Data center architectures are often based on the CLOS architecture originally designed for telephone networks, where admission control is the primary means of quality of service. In the circuit-switched world, network performance metrics were primarily about allocating a fixed amount of bandwidth and refusing to allow a connection if there was no available bandwidth.

These initial LOS networks have been adapted to computer networks by folding (or passing traffic in both directions) and building different variants such as Benes and Butter. These more general leaf-spine networks present challenges to network performance metrics beyond admittance control.

Here are some of the challenges facing the network.
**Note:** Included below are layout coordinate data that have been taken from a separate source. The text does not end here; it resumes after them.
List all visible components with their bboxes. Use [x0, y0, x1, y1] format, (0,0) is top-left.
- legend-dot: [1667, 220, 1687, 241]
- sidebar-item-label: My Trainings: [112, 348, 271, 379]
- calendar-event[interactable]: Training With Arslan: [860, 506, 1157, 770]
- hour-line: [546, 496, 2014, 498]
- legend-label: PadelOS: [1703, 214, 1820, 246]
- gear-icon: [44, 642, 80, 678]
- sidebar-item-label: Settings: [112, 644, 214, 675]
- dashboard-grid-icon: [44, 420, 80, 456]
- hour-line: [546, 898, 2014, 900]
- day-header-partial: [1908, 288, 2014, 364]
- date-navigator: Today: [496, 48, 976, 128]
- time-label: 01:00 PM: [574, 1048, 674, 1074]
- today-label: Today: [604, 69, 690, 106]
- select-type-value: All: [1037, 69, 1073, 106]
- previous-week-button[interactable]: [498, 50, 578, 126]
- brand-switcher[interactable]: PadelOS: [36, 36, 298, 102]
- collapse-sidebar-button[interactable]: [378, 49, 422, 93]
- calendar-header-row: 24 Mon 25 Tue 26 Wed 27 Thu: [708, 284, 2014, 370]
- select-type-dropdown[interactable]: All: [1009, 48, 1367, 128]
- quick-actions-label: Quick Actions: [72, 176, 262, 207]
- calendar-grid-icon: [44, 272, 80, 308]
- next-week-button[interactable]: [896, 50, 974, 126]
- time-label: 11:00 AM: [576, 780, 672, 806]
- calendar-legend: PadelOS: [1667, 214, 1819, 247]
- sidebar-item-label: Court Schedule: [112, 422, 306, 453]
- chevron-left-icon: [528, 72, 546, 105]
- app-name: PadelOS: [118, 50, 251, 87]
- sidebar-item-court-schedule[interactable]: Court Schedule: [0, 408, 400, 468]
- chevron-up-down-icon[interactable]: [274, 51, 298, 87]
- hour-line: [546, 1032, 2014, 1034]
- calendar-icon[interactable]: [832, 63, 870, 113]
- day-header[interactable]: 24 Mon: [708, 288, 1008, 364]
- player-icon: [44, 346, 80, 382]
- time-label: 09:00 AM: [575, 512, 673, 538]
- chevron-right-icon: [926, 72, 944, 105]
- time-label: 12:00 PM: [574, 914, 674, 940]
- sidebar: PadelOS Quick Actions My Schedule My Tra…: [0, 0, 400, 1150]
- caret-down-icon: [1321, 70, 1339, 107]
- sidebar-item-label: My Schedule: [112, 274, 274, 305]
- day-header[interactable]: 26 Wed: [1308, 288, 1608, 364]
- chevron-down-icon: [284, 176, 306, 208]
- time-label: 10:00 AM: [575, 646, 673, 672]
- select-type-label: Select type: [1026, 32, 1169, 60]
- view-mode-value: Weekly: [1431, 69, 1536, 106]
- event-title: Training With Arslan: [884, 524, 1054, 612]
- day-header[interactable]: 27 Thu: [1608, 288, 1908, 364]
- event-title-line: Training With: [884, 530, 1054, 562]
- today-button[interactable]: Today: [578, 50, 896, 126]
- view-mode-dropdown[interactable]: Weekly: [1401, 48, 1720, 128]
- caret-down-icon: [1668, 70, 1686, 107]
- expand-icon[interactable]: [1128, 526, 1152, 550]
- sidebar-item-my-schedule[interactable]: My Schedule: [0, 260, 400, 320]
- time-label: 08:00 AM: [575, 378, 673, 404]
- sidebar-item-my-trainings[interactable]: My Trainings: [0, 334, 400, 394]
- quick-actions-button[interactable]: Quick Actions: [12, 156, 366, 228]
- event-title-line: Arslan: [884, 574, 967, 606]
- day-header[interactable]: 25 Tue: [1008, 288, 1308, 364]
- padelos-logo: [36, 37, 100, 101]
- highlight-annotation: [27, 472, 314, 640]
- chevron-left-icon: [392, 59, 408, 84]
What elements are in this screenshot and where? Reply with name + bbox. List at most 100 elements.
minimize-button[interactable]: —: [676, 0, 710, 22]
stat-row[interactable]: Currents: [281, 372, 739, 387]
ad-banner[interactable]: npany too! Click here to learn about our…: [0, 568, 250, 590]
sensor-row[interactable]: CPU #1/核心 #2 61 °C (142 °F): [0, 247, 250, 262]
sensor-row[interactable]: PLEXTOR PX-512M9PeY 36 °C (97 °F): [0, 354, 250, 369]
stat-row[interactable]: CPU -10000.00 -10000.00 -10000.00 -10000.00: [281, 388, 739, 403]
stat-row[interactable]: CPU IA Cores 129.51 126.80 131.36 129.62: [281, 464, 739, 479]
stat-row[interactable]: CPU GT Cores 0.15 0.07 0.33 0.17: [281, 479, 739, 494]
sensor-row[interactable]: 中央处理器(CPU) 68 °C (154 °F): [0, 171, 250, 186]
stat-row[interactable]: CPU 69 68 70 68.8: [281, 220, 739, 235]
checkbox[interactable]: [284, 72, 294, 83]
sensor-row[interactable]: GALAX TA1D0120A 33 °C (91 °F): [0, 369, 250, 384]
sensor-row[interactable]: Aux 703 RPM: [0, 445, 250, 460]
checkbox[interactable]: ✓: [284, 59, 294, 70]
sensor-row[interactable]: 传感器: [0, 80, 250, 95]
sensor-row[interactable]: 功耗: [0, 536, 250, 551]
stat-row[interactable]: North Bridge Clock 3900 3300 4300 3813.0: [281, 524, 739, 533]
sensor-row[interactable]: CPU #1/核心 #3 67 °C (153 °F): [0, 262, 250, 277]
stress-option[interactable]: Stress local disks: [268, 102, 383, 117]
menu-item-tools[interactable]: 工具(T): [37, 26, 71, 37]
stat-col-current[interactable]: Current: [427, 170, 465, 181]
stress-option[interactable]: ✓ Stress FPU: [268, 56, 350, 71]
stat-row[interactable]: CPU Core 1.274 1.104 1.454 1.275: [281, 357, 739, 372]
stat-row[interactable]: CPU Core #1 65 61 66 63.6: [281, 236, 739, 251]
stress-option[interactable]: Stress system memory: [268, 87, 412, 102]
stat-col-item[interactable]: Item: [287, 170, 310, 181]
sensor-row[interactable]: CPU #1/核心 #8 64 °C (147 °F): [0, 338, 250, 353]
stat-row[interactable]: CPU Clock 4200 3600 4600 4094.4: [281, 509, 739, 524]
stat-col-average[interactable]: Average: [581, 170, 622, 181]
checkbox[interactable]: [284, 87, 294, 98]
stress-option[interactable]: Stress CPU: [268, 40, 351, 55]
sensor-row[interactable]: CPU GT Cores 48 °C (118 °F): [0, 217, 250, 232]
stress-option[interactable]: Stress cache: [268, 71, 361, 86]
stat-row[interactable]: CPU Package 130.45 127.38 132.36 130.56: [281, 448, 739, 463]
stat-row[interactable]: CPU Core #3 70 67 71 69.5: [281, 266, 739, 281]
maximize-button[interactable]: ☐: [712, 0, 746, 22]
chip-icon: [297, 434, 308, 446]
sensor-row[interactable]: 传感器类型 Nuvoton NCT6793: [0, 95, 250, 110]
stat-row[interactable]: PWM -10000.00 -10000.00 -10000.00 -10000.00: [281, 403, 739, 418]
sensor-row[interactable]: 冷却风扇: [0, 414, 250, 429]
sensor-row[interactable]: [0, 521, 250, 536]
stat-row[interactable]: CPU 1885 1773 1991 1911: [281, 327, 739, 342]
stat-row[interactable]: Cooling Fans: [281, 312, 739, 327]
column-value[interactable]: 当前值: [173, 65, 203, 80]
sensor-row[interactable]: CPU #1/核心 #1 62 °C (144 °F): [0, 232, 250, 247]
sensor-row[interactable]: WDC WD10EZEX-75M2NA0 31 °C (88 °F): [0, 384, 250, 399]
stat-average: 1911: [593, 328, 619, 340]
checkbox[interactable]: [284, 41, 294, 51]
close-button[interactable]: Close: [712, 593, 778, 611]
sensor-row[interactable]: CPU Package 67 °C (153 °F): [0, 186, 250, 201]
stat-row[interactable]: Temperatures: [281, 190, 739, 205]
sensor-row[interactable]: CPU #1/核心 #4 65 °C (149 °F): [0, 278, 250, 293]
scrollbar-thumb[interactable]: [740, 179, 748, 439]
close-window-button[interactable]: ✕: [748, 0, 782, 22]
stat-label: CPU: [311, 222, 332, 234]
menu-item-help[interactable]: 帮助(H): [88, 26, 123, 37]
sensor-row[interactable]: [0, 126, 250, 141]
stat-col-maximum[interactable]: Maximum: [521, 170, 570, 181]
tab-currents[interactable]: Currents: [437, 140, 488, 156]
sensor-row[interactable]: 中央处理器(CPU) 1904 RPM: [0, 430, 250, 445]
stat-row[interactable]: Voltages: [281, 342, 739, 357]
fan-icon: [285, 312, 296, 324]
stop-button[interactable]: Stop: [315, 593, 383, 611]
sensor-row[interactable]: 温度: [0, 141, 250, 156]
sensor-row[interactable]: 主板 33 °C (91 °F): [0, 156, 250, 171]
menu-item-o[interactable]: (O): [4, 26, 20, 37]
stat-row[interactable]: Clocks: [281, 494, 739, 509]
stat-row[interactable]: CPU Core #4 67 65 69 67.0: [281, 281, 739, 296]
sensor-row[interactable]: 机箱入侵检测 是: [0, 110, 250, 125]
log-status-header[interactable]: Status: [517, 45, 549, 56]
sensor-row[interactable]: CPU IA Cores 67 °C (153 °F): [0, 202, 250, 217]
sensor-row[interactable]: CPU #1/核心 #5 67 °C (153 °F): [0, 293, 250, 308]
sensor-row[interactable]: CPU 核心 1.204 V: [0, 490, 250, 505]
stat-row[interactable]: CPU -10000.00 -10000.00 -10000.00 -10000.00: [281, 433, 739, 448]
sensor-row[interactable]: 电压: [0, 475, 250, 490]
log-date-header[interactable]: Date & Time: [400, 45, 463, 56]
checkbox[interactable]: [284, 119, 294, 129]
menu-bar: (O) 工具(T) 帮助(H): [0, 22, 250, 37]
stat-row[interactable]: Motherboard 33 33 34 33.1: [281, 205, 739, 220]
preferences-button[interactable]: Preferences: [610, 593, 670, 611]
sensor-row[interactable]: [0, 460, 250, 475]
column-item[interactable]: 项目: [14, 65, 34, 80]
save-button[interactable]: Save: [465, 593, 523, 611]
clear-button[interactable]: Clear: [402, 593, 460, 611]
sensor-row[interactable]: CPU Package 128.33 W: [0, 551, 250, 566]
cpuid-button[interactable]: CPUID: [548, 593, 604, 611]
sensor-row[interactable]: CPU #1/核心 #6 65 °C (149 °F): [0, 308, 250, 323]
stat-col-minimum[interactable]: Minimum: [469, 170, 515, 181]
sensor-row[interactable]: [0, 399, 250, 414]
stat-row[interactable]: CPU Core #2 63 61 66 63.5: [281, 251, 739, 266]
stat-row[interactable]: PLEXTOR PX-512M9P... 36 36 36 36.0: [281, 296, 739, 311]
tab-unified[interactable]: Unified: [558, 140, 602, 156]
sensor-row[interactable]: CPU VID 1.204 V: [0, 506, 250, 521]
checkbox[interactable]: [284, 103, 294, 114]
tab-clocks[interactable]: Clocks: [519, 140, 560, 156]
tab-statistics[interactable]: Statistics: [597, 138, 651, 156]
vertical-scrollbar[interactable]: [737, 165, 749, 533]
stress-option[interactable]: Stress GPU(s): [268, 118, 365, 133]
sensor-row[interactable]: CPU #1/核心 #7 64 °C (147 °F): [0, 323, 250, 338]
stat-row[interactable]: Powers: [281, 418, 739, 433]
For example, in a network, there are 256 paths between host 1 and host 2. What kind of network performance metrics can be collected to understand how the network is performing?

Collecting queue depths, drops, and TCP retransmissions for each interface would provide a solid general view of network performance. However, beyond this abstract view, it is difficult to see how to collect information that would help any one application operate more efficiently.

Here's a more concrete example: If an application is performing poorly, and you suspect the problem is in the network, where would you start troubleshooting? It is difficult to trace the path of any packet or packet flow through these types of wide equal-cost multi-path networks to determine where the problem might be.

One possible answer is to add more state to the network, especially in network performance metrics. For example, if you use the IPv6 version of segment routing (SRv6), you can add a header to each packet accepted by the network and add a list of paths to the packet header.

Because SRv6 does not remove or modify this header during switching, examining the packet header at any point in the path will show the path the packet has taken through the network. There are many different ways to add the type of information needed to track individual flows through the network, but each method also involves another trade-off.

Adding these network performance metrics can create a flood of new information that network management systems must consume, manage, categorize, and account for. Humans must also consume this flood of information in the process of troubleshooting issues, capacity planning, and generally understanding the health of the network. These problems have not yet been fully solved, but they may be new directions for research, machine learning, and more powerful architectural approaches in network management system design and deployment.